PURPOSE: To investigate the impact of total retrieved lymph nodes (tLNs) on staging and survival in patients with pT2b gastric cancer according to the nodal status. METHODS: Clinicopathological characteristics and prognostic outcomes of 392 patients with pT2b gastric cancer between 1980 and 2005 were retrospectively investigated based on the nodal status. RESULTS: The number of metastatic lymph nodes (mLNs) was highly correlated with the number of tLNs (P<0.001). The overall 5-year and 10-year survival rates were 39.0% (153/392) and 17.9% (70/392), respectively. The survival rates in patients with pN0 cancers did not differ significantly from that in patients with pN1 cancer when the tLNs were 25 or less. However, the survival rate in patients with N0 cancers was significantly greater than that in patients with pN1 cancers when the tLNs were more than 25 (64.3% vs. 36.9%, chi(2)=4.339, P=0.037). Moreover, both 5- and 10-year survival rates differed significantly among patients with pN1, pN2 and pN3 gastric cancer regardless of tLNs. Multivariate analysis revealed that age, tumor focus number, tumor location, and mLN, but not tLNs, were independent prognostic predictors in patients with pT2b gastric cancer. CONCLUSIONS: To improve the accuracy of staging, no less than 15 tLNs should be pathologically examined in patients with pN1-3, and 25 tLNs for the patients with N0. More tLNs may not be associated with a better prognosis in pT2b disease because the extent of lymph node dissection is pre-defined for the operation.
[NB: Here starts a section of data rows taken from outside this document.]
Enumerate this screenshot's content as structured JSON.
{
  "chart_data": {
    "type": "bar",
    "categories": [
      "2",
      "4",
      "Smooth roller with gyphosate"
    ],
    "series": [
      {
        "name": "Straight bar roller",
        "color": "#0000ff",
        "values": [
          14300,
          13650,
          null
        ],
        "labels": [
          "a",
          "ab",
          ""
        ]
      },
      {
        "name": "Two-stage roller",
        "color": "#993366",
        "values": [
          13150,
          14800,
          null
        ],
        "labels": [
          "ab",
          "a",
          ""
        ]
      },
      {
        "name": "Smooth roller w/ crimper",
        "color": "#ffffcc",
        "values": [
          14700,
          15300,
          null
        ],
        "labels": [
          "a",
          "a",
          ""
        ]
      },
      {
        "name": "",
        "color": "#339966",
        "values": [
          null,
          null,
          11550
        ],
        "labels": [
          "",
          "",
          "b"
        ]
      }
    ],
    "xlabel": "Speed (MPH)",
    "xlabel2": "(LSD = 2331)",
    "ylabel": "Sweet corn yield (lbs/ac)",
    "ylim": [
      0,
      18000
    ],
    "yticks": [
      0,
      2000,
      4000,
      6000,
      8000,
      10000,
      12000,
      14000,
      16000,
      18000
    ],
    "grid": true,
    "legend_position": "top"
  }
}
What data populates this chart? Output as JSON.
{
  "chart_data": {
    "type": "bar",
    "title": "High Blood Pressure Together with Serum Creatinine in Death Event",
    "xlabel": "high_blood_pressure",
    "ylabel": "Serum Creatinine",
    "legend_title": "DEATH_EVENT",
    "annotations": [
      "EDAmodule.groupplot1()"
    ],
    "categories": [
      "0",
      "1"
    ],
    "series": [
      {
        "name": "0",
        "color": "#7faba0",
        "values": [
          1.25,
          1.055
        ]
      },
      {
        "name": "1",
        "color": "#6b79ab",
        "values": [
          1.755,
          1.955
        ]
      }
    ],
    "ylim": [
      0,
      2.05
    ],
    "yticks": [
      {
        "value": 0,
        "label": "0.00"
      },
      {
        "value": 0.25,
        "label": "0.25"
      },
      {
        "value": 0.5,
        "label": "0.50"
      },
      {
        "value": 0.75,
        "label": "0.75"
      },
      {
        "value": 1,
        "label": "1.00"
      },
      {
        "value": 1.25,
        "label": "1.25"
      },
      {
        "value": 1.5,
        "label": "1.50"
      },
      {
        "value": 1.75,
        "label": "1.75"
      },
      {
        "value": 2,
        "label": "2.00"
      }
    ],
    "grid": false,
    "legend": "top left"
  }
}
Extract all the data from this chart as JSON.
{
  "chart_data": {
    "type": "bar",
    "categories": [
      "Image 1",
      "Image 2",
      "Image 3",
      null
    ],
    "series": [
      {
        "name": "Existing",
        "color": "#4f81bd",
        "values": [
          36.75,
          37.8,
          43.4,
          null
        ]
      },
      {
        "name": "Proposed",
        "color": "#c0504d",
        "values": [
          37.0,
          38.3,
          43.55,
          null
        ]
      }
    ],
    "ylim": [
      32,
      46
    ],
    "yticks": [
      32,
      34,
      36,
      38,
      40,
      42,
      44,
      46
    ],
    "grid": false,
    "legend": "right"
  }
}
Prognostic significance of subclassification of pT2 gastric cancer: a retrospective study of 847 patients.

PURPOSE: To investigate the prognostic significance of subclassification of pT2 gastric cancers according to the nodal status. METHODS: Clinicopathological characteristics and prognostic outcomes of 847 gastric cancer patients who received a gastrectomy between 1985 and 2003 were retrospectively evaluated based on the subclassification of pT2 stage (i.e. pT2a and pT2b). RESULTS: Of the patients, 244 and 603 had pT2a and pT2b stage cancers, respectively. Patients with pT2a cancers had a significantly longer disease-specific 5-year survival rate than those with pT2b cancers (P<0.001). The prognosis was significantly better in patients with pT2a cancers than in patients with pT2b cancers at pN0, pN1 and pN2 (P=0.036, 0.021, and 0.019 respectively), but not pN3 stages (P=0.775). Multivariate analysis identified age, tumor location, pT stages, pN stages, and adjuvant chemotherapy as independent prognostic factors for pT2 gastric cancers. The survival rates were similar between pT2aN1 (stage II) and pT2bN0 (stage IB) cancers (P=0.604), and between pT2aN2 (stage IIIA) and pT2bN1 (stage II) cancers (P=0.936). CONCLUSIONS: Subclassification of pT2 gastric cancers into pT2a or pT2b is of prominent prognostic significance, and thus it is recommended that the current stage grouping conventions include subclassification of pT2, in order to more accurately predict the prognosis of patients.